In the meantime, I’ll blog more. I swear I will. I promise.

7 thoughts on “launched

  1. Now is the time to do what you want– simple but true– no pressure– no need to feel you need a list of things you have done to justify anything– just do what you want

  2. My (ridiculous) reaction is: isn’t he still a little kid? I can remember, before the church renovation, when you were playing at Mass, seeing him sitting near us in the congregation, by himself. And, I felt just a little bit sorry for him, but what could I of all people possibly say to a preteen/young teen? So, all I ever said was ‘Hello’, or ‘Peace be with you’. Obviously, he was managing OK. And the years have passed! So, I wish him a wonderful, wonder-filled gap year. And to you, the same! Adventures await you both.

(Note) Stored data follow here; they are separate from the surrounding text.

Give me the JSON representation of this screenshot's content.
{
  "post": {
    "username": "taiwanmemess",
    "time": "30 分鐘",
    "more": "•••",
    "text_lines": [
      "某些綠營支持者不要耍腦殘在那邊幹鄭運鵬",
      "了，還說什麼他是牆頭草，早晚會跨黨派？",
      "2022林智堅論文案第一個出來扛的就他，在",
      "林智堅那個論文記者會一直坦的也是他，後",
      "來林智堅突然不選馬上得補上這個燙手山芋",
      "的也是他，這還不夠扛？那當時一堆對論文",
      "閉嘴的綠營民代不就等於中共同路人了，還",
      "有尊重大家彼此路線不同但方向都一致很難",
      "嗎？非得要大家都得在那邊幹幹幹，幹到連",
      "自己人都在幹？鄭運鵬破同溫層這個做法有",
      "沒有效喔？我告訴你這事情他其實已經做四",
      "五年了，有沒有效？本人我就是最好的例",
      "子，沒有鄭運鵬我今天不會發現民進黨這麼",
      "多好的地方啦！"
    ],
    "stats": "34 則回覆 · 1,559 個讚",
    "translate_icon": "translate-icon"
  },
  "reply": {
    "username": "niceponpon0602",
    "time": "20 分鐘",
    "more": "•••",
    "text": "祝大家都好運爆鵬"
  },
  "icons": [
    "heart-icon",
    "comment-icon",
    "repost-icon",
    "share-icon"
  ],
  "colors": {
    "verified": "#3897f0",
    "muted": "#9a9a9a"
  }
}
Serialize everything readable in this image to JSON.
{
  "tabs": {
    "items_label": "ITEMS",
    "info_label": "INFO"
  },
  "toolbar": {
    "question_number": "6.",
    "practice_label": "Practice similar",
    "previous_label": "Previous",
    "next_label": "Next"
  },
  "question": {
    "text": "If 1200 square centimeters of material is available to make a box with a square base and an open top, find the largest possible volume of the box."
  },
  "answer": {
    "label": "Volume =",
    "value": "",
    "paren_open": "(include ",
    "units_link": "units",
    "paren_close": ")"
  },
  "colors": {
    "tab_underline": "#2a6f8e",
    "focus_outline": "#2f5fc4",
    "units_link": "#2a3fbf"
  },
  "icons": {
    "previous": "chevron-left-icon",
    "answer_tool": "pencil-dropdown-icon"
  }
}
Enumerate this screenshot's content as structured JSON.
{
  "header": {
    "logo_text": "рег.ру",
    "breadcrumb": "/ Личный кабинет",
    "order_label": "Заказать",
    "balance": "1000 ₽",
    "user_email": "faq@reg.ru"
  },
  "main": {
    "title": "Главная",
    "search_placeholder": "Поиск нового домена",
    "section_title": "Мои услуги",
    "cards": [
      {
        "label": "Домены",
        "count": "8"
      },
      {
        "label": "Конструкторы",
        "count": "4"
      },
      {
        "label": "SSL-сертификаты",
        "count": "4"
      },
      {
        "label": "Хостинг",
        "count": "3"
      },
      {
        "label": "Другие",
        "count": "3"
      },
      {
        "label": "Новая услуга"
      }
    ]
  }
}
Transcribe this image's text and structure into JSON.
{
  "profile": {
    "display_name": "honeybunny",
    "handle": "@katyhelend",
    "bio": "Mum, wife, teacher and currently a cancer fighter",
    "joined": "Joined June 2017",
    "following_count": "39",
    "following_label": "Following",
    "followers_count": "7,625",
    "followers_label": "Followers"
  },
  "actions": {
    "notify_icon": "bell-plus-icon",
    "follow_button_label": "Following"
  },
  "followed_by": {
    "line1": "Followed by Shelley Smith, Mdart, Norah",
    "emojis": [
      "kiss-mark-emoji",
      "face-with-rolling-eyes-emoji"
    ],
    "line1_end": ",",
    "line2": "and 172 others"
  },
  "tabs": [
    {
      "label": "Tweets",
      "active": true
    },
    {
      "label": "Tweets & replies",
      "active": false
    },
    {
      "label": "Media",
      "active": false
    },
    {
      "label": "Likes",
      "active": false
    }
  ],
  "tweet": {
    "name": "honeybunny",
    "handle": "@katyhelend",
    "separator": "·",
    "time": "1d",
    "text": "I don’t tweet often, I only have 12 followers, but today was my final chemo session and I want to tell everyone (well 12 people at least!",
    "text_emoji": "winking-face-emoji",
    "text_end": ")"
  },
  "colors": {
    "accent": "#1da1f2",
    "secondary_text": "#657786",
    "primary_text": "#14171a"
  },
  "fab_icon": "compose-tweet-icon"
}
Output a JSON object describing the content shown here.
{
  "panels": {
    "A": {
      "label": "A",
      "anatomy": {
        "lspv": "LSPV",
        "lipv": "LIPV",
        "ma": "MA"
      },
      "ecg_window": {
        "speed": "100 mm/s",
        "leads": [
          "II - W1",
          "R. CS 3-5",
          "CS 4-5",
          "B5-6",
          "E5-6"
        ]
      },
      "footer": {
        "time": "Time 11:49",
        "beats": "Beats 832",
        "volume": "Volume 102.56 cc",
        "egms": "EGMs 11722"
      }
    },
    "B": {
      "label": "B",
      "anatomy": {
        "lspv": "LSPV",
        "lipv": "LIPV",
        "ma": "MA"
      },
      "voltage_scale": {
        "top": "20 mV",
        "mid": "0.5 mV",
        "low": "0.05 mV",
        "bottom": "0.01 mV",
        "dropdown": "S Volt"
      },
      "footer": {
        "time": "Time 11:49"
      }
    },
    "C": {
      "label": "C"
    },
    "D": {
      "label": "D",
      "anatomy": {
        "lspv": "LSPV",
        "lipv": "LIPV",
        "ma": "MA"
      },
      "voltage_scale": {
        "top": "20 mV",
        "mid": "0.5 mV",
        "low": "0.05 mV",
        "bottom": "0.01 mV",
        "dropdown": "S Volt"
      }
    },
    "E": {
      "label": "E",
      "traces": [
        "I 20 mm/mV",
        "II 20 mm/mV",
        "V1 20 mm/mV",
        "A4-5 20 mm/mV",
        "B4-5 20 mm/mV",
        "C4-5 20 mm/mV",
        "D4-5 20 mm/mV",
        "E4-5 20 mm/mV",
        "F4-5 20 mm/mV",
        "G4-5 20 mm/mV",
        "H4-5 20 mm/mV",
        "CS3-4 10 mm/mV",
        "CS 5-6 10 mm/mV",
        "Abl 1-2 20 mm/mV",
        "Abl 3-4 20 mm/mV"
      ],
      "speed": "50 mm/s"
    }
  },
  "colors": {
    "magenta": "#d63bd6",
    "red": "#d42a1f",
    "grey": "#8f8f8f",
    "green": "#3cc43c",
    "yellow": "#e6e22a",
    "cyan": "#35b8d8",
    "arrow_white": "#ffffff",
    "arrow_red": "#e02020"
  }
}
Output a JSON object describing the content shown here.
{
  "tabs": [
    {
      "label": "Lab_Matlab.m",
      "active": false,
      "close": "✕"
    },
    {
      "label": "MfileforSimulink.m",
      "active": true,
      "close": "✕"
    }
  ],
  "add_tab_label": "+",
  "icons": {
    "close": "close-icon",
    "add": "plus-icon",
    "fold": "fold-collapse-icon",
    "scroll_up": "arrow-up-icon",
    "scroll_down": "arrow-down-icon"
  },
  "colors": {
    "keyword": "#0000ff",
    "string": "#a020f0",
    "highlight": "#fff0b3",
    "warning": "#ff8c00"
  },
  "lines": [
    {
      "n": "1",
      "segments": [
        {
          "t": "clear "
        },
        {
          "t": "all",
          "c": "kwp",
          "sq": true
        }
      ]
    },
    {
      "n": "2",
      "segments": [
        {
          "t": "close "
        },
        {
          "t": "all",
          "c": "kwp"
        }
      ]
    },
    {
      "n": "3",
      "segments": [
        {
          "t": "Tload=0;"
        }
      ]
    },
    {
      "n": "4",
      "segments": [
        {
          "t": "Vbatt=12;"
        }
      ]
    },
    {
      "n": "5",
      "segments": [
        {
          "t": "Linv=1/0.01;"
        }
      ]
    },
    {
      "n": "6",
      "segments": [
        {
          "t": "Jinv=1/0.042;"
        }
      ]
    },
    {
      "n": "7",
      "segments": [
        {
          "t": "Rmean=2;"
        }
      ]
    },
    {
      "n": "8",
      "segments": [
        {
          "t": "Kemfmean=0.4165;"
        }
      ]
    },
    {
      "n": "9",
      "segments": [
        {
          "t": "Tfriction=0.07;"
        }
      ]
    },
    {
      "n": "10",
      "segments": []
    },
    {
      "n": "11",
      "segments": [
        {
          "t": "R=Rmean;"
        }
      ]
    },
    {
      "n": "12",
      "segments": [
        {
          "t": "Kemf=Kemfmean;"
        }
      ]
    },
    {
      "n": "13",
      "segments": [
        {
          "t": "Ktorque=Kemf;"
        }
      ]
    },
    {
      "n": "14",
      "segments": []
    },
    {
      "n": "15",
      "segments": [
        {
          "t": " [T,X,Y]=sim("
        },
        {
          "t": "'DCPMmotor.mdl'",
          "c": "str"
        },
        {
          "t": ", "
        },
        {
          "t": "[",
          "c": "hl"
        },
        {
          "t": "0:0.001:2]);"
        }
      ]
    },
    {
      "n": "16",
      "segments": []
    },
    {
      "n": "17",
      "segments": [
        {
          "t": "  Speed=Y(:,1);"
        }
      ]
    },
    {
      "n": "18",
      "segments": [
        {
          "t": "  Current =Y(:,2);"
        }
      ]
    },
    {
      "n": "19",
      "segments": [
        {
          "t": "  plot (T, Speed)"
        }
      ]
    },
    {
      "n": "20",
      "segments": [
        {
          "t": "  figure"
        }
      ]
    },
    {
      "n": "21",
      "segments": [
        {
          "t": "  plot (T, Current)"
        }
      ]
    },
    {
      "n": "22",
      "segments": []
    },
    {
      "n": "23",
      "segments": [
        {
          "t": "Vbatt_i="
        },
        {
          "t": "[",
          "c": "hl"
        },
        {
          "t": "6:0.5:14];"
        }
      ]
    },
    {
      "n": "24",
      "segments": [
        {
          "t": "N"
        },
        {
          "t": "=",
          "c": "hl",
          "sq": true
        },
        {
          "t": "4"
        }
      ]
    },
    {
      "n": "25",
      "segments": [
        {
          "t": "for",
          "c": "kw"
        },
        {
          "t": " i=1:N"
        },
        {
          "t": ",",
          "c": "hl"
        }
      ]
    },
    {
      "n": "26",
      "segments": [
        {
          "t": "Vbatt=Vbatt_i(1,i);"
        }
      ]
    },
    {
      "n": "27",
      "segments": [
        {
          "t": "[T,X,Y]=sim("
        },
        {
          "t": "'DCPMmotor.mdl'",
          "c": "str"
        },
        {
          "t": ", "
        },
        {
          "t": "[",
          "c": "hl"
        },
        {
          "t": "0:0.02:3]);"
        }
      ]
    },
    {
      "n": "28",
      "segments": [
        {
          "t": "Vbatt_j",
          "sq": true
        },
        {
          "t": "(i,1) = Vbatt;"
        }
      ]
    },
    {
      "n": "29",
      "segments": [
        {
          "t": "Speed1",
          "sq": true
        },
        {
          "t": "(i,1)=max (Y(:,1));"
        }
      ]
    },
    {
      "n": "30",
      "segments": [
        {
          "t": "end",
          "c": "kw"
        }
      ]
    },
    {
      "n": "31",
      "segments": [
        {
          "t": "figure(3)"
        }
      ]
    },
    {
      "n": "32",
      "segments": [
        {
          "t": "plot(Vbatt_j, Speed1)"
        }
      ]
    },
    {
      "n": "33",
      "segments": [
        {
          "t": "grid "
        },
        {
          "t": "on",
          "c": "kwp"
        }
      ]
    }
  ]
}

  3. 1) When your house is spotless, you can always come and clean mine.
    2) As my dad used to say, “Don’t fall in love with your bed”.
    3) Saw your gypsy jazz group at Upper Madison Street Fair – it, and you, were great! Back in the day, in Utica, there was an older gentleman who used to pop up at clubs where live bands were playing. He was called “The Mad Fiddler”, and he would play a solo jam with the band and then leave. May I suggest a female version of this for those quiet nights?
    4) I have a 26-yearold at home that you can borrow.